Hima menggigit bibir bawahnya, menahan gejolak emosi yang mendesak keluar. Setiap kali Miko berbicara dengan nada seperti itu, ada rasa sakit yang menghujam hatinya, meskipun dia tahu Miko tidak pernah berteriak atau menunjukkan kemarahan. Kata-kata Miko selalu disampaikan dengan tenang, namun justru itulah yang membuatnya lebih menyakitkan.

Dengan suara yang hampir bergetar, Hima menjelaskan, "Aku tadi lagi ngambil handuk, Mas. Makanya nggak dengar klakson... Maaf."

Miko hanya menatapnya sekilas, tanpa sepatah kata pun keluar dari mulutnya. Dia mengambil handuk dari tangan Hima dan mulai mengeringkan dirinya. Hima berdiri di tempatnya, perasaan bersalah merayapi hatinya. Padahal ia hanya ingin membantu, tetapi entah mengapa, setiap tindakan kecilnya selalu tampak salah di mata Miko.

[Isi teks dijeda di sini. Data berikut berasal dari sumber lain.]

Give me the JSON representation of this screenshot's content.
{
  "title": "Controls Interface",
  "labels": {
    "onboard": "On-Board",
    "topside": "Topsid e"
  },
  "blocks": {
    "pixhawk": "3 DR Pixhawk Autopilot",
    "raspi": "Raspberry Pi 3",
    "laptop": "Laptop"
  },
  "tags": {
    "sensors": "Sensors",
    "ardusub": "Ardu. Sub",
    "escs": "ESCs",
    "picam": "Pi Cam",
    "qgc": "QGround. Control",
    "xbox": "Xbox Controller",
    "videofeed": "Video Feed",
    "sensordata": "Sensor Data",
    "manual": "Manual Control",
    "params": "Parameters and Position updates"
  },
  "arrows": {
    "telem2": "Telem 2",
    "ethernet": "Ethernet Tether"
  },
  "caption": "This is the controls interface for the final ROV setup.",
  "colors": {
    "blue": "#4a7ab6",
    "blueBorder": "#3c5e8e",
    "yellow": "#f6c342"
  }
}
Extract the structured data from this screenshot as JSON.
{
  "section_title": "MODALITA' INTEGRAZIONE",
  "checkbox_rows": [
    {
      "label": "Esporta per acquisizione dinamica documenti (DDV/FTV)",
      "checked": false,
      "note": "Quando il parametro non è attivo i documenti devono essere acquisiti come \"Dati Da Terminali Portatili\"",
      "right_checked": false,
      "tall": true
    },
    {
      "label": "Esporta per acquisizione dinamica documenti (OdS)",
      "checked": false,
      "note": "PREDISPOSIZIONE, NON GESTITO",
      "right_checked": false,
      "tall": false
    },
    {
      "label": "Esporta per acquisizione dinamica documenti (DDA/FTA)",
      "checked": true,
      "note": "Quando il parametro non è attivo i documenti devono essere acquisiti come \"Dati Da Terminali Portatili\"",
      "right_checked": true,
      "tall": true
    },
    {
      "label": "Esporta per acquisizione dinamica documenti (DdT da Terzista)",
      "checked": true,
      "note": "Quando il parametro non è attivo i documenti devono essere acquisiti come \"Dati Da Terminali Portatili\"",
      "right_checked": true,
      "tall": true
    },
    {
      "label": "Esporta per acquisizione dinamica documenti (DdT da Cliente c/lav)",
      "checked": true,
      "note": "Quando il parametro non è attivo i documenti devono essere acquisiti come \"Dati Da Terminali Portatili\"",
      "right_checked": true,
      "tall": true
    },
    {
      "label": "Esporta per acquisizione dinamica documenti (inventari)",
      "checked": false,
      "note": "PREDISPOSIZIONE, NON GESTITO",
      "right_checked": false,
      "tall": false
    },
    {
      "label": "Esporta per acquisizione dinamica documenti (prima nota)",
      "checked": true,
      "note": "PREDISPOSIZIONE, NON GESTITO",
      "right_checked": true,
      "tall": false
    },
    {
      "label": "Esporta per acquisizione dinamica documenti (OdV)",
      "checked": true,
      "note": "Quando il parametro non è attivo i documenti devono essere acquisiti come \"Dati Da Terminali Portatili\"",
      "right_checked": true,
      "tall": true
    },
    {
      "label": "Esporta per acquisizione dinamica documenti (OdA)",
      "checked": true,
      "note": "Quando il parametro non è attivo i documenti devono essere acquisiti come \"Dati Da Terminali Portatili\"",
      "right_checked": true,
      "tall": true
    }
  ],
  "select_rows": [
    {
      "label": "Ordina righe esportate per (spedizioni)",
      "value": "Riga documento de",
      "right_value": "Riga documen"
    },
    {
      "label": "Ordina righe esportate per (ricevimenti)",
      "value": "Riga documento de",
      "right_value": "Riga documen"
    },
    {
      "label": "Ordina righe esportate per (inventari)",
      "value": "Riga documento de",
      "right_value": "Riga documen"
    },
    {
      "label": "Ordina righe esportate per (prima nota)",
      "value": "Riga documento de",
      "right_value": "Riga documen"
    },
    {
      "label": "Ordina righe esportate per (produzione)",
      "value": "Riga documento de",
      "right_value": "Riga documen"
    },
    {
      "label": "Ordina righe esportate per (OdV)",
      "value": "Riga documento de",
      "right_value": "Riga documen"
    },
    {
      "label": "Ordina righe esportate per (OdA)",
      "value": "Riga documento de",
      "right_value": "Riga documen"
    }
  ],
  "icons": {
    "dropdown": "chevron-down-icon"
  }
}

Miko menyeka wajahnya dengan handuk, kemudian berjalan melewati Hima tanpa berkata apa-apa lagi. Hima merasakan air mata mulai menggenang di pelupuk matanya, tapi dia menahan diri untuk tidak menangis. Dia sudah berjanji pada dirinya sendiri untuk tetap kuat, apapun yang terjadi. Namun, malam ini, rasa dingin dari hujan di luar tampaknya meresap ke dalam hatinya, membuatnya merasa semakin kesepian.

Sambil menghela napas panjang, Hima mengumpulkan keberanian untuk bertanya, "Mas Miko... apa Mas sudah makan? Aku bisa buatkan sesuatu yang hangat."

Miko berhenti di tangga, lalu menoleh sedikit, tapi tidak sepenuhnya menghadap Hima. "Aku sudah makan di kantor."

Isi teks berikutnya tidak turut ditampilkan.